Three funeral homes

When I was just a hair older than the kids in the latest school shooting, a train hit a van carrying ten teenagers where I grew up in Mineola, New York. Nine of them were killed. I had gone to school with some of them. You can see The New York Times story from March 14, 1982 here. Two were good friends with the boyfriend I kissed under the tree in Traveling at the Speed of Bike. It took three funeral homes to have room for all the wakes, and everyone I knew made the rounds of all of them. We stood on line together, we hugged, we cried.

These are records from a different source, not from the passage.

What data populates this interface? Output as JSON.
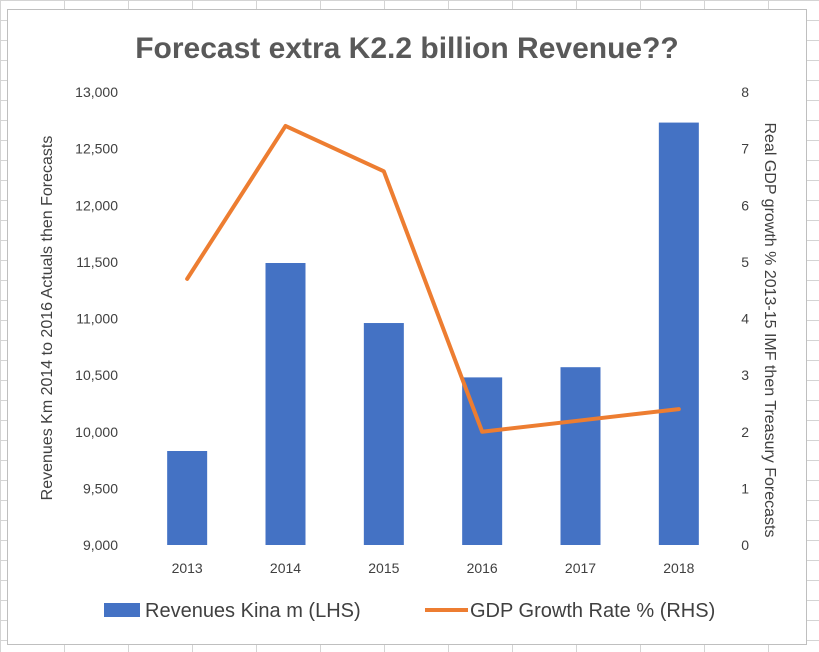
{
  "chart_data": {
    "type": "bar",
    "title": "Forecast extra K2.2 billion Revenue??",
    "categories": [
      "2013",
      "2014",
      "2015",
      "2016",
      "2017",
      "2018"
    ],
    "ylabel": "Revenues Km 2014 to 2016 Actuals then Forecasts",
    "y2label": "Real GDP growth % 2013-15 IMF then Treasury Forecasts",
    "ylim": [
      9000,
      13000
    ],
    "y2lim": [
      0,
      8
    ],
    "yticks": [
      "9,000",
      "9,500",
      "10,000",
      "10,500",
      "11,000",
      "11,500",
      "12,000",
      "12,500",
      "13,000"
    ],
    "y2ticks": [
      "0",
      "1",
      "2",
      "3",
      "4",
      "5",
      "6",
      "7",
      "8"
    ],
    "grid": false,
    "legend_position": "bottom",
    "series": [
      {
        "name": "Revenues  Kina  m  (LHS)",
        "type": "bar",
        "axis": "left",
        "color": "#4472c4",
        "values": [
          9830,
          11490,
          10960,
          10480,
          10570,
          12730
        ]
      },
      {
        "name": "GDP Growth Rate % (RHS)",
        "type": "line",
        "axis": "right",
        "color": "#ed7d31",
        "values": [
          4.7,
          7.4,
          6.6,
          2.0,
          2.2,
          2.4
        ]
      }
    ]
  }
}
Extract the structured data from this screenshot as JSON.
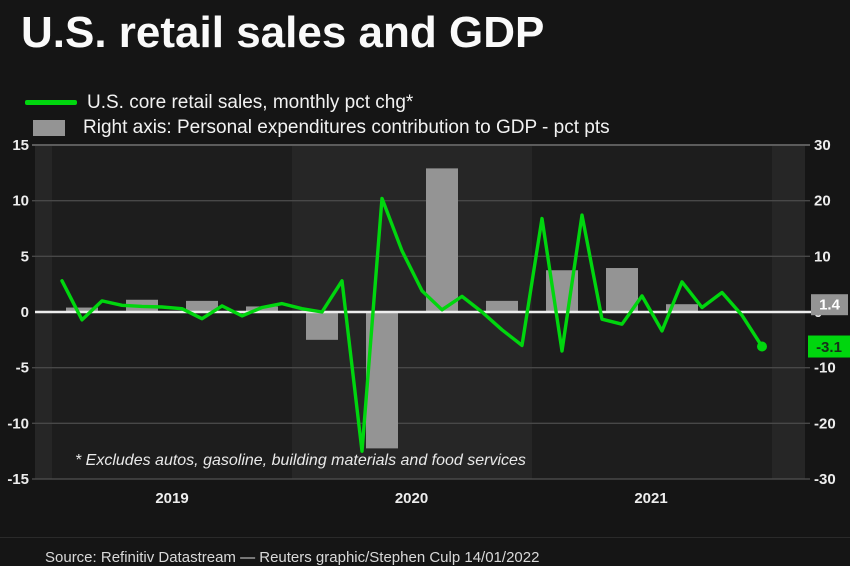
{
  "title": "U.S. retail sales and GDP",
  "legend": {
    "line_label": "U.S. core retail sales, monthly pct chg*",
    "bar_label": "Right axis: Personal expenditures contribution to GDP - pct pts"
  },
  "footnote": "* Excludes autos, gasoline, building materials and food services",
  "source": "Source: Refinitiv Datastream — Reuters graphic/Stephen Culp 14/01/2022",
  "annotations": {
    "last_bar_value_label": "1.4",
    "last_line_value_label": "-3.1"
  },
  "colors": {
    "line": "#00d60e",
    "bar": "#949494",
    "grid": "#484848",
    "grid_top": "#5c5c5c",
    "zero_line": "#ededed",
    "band_dark": "#1d1d1d",
    "band_light": "#262626",
    "tick_text": "#ededed",
    "gray_box_bg": "#949494",
    "gray_box_text": "#ffffff",
    "green_box_bg": "#00d60e",
    "green_box_text": "#17301a"
  },
  "chart_data": {
    "type": "combo",
    "title": "U.S. retail sales and GDP",
    "grid": true,
    "legend_position": "top-left",
    "x_axis": {
      "year_labels": [
        "2019",
        "2020",
        "2021"
      ],
      "range": [
        "2019-01",
        "2021-12"
      ]
    },
    "left_axis": {
      "ticks": [
        15,
        10,
        5,
        0,
        -5,
        -10,
        -15
      ],
      "range": [
        -15,
        15
      ],
      "label": "U.S. core retail sales, monthly pct chg*"
    },
    "right_axis": {
      "ticks": [
        30,
        20,
        10,
        0,
        -10,
        -20,
        -30
      ],
      "range": [
        -30,
        30
      ],
      "label": "Personal expenditures contribution to GDP - pct pts"
    },
    "series": [
      {
        "name": "U.S. core retail sales, monthly pct chg*",
        "type": "line",
        "axis": "left",
        "x_start": "2019-01",
        "x_step_months": 1,
        "values": [
          2.8,
          -0.7,
          1.0,
          0.6,
          0.5,
          0.45,
          0.3,
          -0.6,
          0.55,
          -0.35,
          0.4,
          0.75,
          0.3,
          0.0,
          2.8,
          -12.5,
          10.2,
          5.5,
          1.9,
          0.2,
          1.4,
          0.0,
          -1.6,
          -3.0,
          8.4,
          -3.5,
          8.7,
          -0.65,
          -1.1,
          1.45,
          -1.7,
          2.7,
          0.4,
          1.75,
          -0.3,
          -3.1
        ],
        "last_value_label": "-3.1"
      },
      {
        "name": "Personal expenditures contribution to GDP - pct pts",
        "type": "bar",
        "axis": "right",
        "categories": [
          "2019 Q1",
          "2019 Q2",
          "2019 Q3",
          "2019 Q4",
          "2020 Q1",
          "2020 Q2",
          "2020 Q3",
          "2020 Q4",
          "2021 Q1",
          "2021 Q2",
          "2021 Q3"
        ],
        "values": [
          0.8,
          2.2,
          2.0,
          1.0,
          -5.0,
          -24.5,
          25.8,
          2.0,
          7.5,
          7.9,
          1.4
        ],
        "last_value_label": "1.4"
      }
    ]
  }
}
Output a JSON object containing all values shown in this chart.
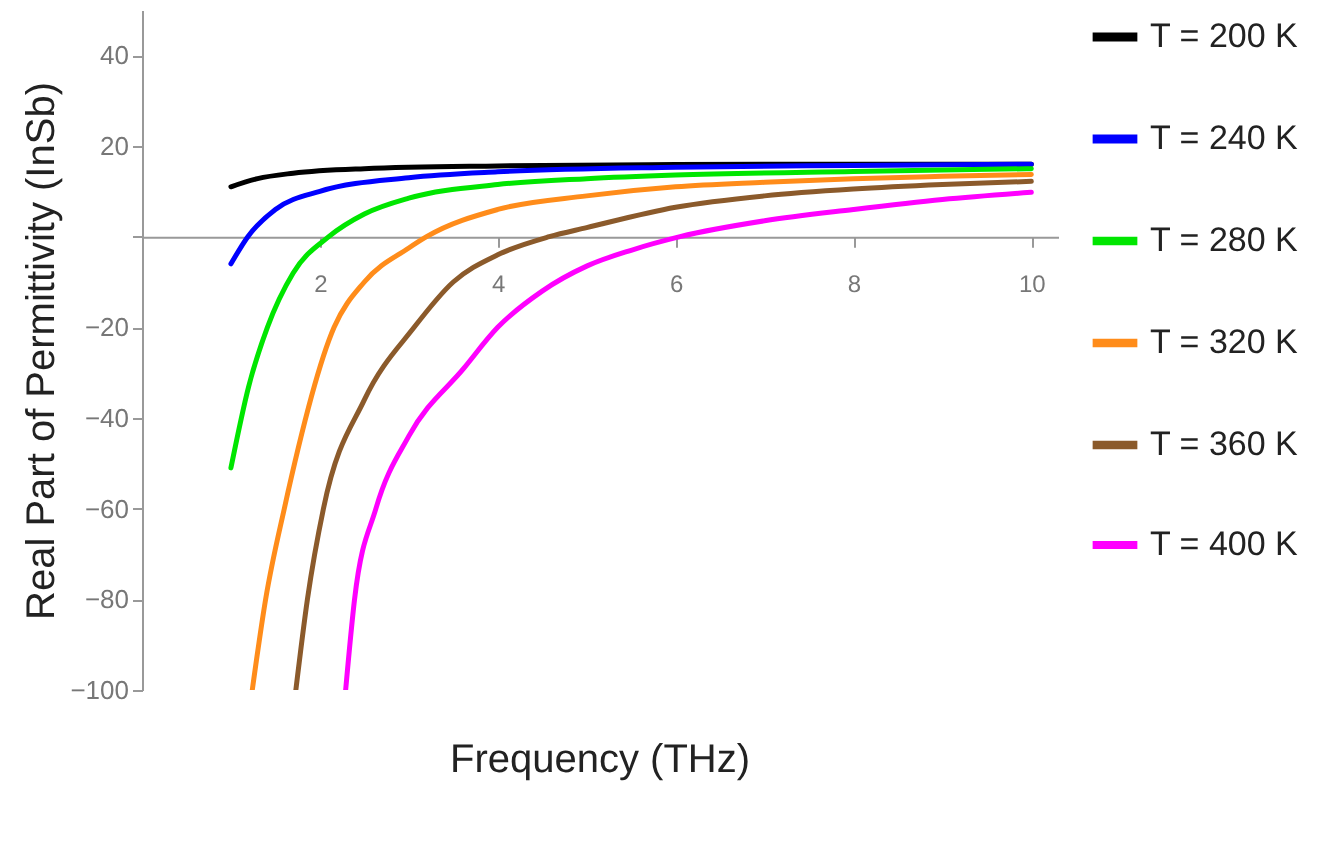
{
  "chart_data": {
    "type": "line",
    "xlabel": "Frequency (THz)",
    "ylabel": "Real Part of Permittivity (InSb)",
    "xlim": [
      0,
      10.3
    ],
    "xticks": [
      2,
      4,
      6,
      8,
      10
    ],
    "ylim": [
      -100,
      50
    ],
    "yticks": [
      40,
      20,
      {
        "value": 0,
        "label": null
      },
      -20,
      -40,
      -60,
      -80,
      -100
    ],
    "grid": false,
    "legend": "right",
    "marker": "none",
    "line_style": "solid",
    "series": [
      {
        "name": "T = 200 K",
        "color": "#000000",
        "x": [
          1,
          1.3,
          1.7,
          2.5,
          4,
          6,
          8,
          10
        ],
        "values": [
          11,
          12.8,
          14,
          15,
          15.6,
          15.9,
          16,
          16
        ]
      },
      {
        "name": "T = 240 K",
        "color": "#0000ff",
        "x": [
          1,
          1.19,
          1.5,
          2,
          3,
          4,
          6,
          8,
          10
        ],
        "values": [
          -6,
          0,
          6,
          10,
          13,
          14.3,
          15.3,
          15.7,
          16
        ]
      },
      {
        "name": "T = 280 K",
        "color": "#00e600",
        "x": [
          1,
          1.2,
          1.41,
          1.7,
          2.1,
          2.5,
          3,
          4,
          5,
          6,
          8,
          10
        ],
        "values": [
          -51,
          -33,
          -20,
          -8,
          0,
          5,
          8.5,
          11.5,
          12.8,
          13.6,
          14.4,
          15
        ]
      },
      {
        "name": "T = 320 K",
        "color": "#ff8c1a",
        "x": [
          1.24,
          1.39,
          1.6,
          2.16,
          2.5,
          3,
          3.2,
          4,
          5,
          6,
          7,
          8,
          9,
          10
        ],
        "values": [
          -100,
          -80,
          -60,
          -20,
          -10,
          -2.5,
          0,
          6,
          9,
          11,
          12,
          12.8,
          13.3,
          13.7
        ]
      },
      {
        "name": "T = 360 K",
        "color": "#8b5a2b",
        "x": [
          1.73,
          1.86,
          2.04,
          2.5,
          3.06,
          3.5,
          4,
          4.58,
          5,
          6,
          7,
          8,
          9,
          10
        ],
        "values": [
          -100,
          -80,
          -60,
          -36,
          -20,
          -10,
          -4,
          0,
          2,
          6.5,
          9,
          10.5,
          11.5,
          12.2
        ]
      },
      {
        "name": "T = 400 K",
        "color": "#ff00ff",
        "x": [
          2.29,
          2.39,
          2.63,
          3,
          3.62,
          4,
          4.5,
          5,
          5.5,
          6.05,
          7,
          8,
          9,
          10
        ],
        "values": [
          -100,
          -80,
          -60,
          -44,
          -29,
          -20,
          -12,
          -6.5,
          -3,
          0,
          3.5,
          6,
          8.2,
          9.8
        ]
      }
    ]
  }
}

The dangerous conditions of the train crossing continued to exist for another sixteen years. I saw two now-raised crossings when I rode a bike around Mineola while working on the epilogue to my book recently, when I went down the streets of the boys I knew who were killed that night. As you can see (pictured above), some of the crossings are still at grade level.

Words are inadequate to say much more right now, except that watching all these kids talk about burying their peers brought back some deep feels for me, and I wasn’t even in that van — I didn’t even experience the terror. These kids have experienced a trauma I can’t even imagine. What they are doing by speaking out, by organizing, is nothing short of mind-blowing.

To any loved ones of those kids from that night in March 1982, and from every other avoidable tragedy, I want you to know they have never been forgotten. I want you to know that many people in this world, including this latest group of kids, are trying to right so, so many wrongs. I want you to know my generation hasn’t given up its responsibility to leave a better world, either. We are trying.